Quando foi anunciada a visita do general, o comandante do batalhão determinou que fosse feita a pintura completa da Unidade. Foi um corre-corre adoidado.  Depois entendemos o que o novo comandante quis dizer que não pintaria meio fio. Realmente ele não pintava só meio fio. Pintou o batalhão inteiro. O pessoal que serviu naquela época e no comando desse nobre coronel sabe muito bem o que estou tentando dizer.
Os comandantes de Subunidade ficaram loucos. Receberam as ordens do comandante da Unidade e teriam que cumprí-las a qualquer custo e em espaço de tempo muito pequeno. A sargentada se desdobrava aos extremos.
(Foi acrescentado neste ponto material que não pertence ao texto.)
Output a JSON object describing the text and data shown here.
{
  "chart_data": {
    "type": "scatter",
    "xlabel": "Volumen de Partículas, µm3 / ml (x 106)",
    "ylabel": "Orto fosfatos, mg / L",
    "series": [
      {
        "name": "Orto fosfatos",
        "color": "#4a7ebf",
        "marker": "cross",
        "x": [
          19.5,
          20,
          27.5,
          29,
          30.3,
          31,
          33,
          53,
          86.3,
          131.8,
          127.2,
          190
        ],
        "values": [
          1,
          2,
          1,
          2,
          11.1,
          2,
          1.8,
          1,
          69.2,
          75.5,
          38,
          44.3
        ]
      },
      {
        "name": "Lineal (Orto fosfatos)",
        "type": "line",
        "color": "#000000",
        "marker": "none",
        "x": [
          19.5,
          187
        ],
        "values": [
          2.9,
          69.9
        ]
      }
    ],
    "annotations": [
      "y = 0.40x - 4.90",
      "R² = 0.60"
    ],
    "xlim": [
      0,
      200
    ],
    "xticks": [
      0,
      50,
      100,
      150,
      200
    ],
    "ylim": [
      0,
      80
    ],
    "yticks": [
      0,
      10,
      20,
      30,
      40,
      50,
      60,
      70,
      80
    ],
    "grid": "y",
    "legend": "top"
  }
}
Na segunda companhia, havia uma figura muito conhecida que em matéria de faxina na Subunidade ou nas Guardas não havia outro igual. Era o Cabo J. da Silva, vulgo “Jota Boró”. Auxiliava o encarregado de material da época,  o então Sargento Honório.  O encarregado de material teria obrigatoriamente buscar socorro em Jota Boró para cumprir a determinação do coronel Malta. Ele seria a salvação da companhia. Os encarregados de material das outras subunidades desejavam naquele momento ter um Jota Boró como seu auxiliar. Somente a 2ª Cia tinha esse privilégio.
Mas, como nada é perfeito, Jota Boró, descendente de índio, no auge dos seus vinte e poucos anos de carreira, fumava cachimbo e bebia de vez em quando. Não era muito dado a leitura. Muito provavelmente sabia apenas assinar o nome. Era praxe naquela época a existência nas Unidades desses nobres remanescentes aculturados. Alguns deles até aprendiam alguma coisa nas Escolas Regimentais; outros não demonstravam a menor habilidade na caneta de tinta, mas Jota Boró era muito bom na caneta utilizada para a limpeza. Para quem não sabe, caneta de limpeza  é o sinônimo castrense de vassoura.  
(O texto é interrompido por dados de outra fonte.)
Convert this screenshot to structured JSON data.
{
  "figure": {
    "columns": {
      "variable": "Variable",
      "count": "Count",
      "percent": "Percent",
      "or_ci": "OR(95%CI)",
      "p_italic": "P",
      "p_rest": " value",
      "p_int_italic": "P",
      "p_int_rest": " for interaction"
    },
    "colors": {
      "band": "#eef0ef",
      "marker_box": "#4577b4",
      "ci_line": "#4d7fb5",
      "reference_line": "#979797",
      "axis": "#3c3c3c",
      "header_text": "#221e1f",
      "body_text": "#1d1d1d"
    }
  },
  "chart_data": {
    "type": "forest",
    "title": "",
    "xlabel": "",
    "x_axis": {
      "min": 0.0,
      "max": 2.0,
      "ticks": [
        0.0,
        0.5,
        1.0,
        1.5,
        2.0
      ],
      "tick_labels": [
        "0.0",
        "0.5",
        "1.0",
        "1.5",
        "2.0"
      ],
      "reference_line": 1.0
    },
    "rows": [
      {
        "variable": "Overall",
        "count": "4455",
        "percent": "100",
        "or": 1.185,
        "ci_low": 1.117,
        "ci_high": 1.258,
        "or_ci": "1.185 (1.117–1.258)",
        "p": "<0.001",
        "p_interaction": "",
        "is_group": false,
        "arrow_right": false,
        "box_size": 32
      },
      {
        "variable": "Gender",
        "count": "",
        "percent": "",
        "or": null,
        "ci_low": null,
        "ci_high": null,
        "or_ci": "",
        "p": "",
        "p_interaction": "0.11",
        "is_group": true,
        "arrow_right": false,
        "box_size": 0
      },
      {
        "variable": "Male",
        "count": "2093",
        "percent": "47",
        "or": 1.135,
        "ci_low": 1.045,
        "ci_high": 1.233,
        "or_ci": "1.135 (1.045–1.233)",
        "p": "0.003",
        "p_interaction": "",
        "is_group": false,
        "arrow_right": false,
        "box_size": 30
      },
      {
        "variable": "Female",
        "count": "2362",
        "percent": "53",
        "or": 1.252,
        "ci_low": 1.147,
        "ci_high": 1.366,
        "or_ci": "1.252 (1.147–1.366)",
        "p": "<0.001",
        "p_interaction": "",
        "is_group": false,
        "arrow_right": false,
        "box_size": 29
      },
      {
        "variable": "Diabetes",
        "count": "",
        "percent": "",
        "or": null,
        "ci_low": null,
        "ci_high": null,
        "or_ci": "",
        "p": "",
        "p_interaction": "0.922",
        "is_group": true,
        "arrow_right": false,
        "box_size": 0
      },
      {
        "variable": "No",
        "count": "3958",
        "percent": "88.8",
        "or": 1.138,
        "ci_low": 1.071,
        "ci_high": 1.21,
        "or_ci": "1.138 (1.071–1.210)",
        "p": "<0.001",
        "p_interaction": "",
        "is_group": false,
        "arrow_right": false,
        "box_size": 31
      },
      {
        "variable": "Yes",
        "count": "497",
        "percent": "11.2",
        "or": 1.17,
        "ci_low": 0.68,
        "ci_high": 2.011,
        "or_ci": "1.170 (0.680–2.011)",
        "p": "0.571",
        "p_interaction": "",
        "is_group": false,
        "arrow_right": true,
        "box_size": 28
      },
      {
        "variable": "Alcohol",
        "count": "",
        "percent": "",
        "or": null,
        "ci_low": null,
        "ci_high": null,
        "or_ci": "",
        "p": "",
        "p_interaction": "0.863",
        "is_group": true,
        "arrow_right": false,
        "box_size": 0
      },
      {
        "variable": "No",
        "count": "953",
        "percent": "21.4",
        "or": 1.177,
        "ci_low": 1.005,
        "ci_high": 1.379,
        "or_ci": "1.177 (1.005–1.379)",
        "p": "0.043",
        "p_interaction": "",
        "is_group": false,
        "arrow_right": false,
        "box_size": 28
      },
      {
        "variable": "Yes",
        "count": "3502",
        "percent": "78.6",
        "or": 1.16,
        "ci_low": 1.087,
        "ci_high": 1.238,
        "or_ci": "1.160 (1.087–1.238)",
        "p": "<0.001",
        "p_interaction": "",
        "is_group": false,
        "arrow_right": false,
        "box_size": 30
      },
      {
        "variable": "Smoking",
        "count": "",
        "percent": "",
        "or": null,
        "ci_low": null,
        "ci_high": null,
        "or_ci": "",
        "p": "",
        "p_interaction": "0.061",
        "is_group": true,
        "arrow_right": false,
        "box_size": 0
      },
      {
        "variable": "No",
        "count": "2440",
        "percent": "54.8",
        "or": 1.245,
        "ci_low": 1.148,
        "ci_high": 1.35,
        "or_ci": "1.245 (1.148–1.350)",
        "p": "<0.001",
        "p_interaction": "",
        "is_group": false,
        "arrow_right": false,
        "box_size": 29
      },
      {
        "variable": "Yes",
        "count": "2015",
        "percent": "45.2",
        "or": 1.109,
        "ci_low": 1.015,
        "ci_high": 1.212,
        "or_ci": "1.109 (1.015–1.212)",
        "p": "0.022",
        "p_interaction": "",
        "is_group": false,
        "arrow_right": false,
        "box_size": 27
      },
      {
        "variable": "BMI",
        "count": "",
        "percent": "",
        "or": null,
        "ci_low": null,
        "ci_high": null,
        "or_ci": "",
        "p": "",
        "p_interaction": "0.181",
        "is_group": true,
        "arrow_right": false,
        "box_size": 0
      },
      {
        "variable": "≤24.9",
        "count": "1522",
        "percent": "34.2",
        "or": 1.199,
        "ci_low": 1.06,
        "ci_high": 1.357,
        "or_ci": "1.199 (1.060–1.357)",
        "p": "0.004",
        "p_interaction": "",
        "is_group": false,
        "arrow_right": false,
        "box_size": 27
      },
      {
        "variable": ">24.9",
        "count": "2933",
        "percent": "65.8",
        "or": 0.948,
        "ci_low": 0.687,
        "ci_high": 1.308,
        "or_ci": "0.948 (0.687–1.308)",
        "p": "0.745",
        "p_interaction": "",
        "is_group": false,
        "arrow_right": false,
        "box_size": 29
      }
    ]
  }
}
Chegado o dia da visita, fomos todos, ou quase todos, para a formatura geral do Batalhão.
O comando da brigada de Recife aproveitaria a inspeção do período básico para verificar não somente os recrutas, mas a todos os integrantes do batalhão que deveriam portar um memento no bolso contendo todas as suas atribuições e o número do seu armamento.
Iniciada a formatura o general nos deixou em forma com alguns militares do seu comando para as averiguações pessoais e partiu com outros oficiais, acompanhado do comandante do 71º BIMtz  e do oficial de dia para verificação das instalações do Batalhão. Iniciou-se a inspeção nas seções da praça do pavilhão de comando. Terminada essa fase passou pelo rancho e, após ultrapassar uma rua interna, chegaram nas Subunidades. De cara estava a 2ª Companhia. Impecável como sempre. O general deu uma olhada de passagem e já alargava passada rumo a 1ª Companhia quando alguém da sua equipe sentiu um forte cheiro de fumaça. O Coronel do Estado-Maior da Brigada, aproximou-se do local de onde vinha o forte cheiro de fumaça. Encontrou um militar sentado, com as pernas cruzadas, em um tamborete, na porta de entrada dos banheiros dos cabos e soldados. Apenas de calção e tênis sem meia o Cabo Jota Boró tirava a maior baforada no seu cachimbo.  
O Coronel lhe dirige a palavra em tom altivo e pergunta:
- O que é que você está fazendo aí, militar?
Jota Boró, desconhecendo totalmente aquela autoridade responde na maior naturalidade possível:
- Mandaram eu me esconder aqui por causa do "diabo de um general".  
Aos nobres militares que tiveram o privilégio de servir naquela época, um grande e fraternal abraço, especialmente ao Cabo J. da Silva, o nosso querido Jota Boró.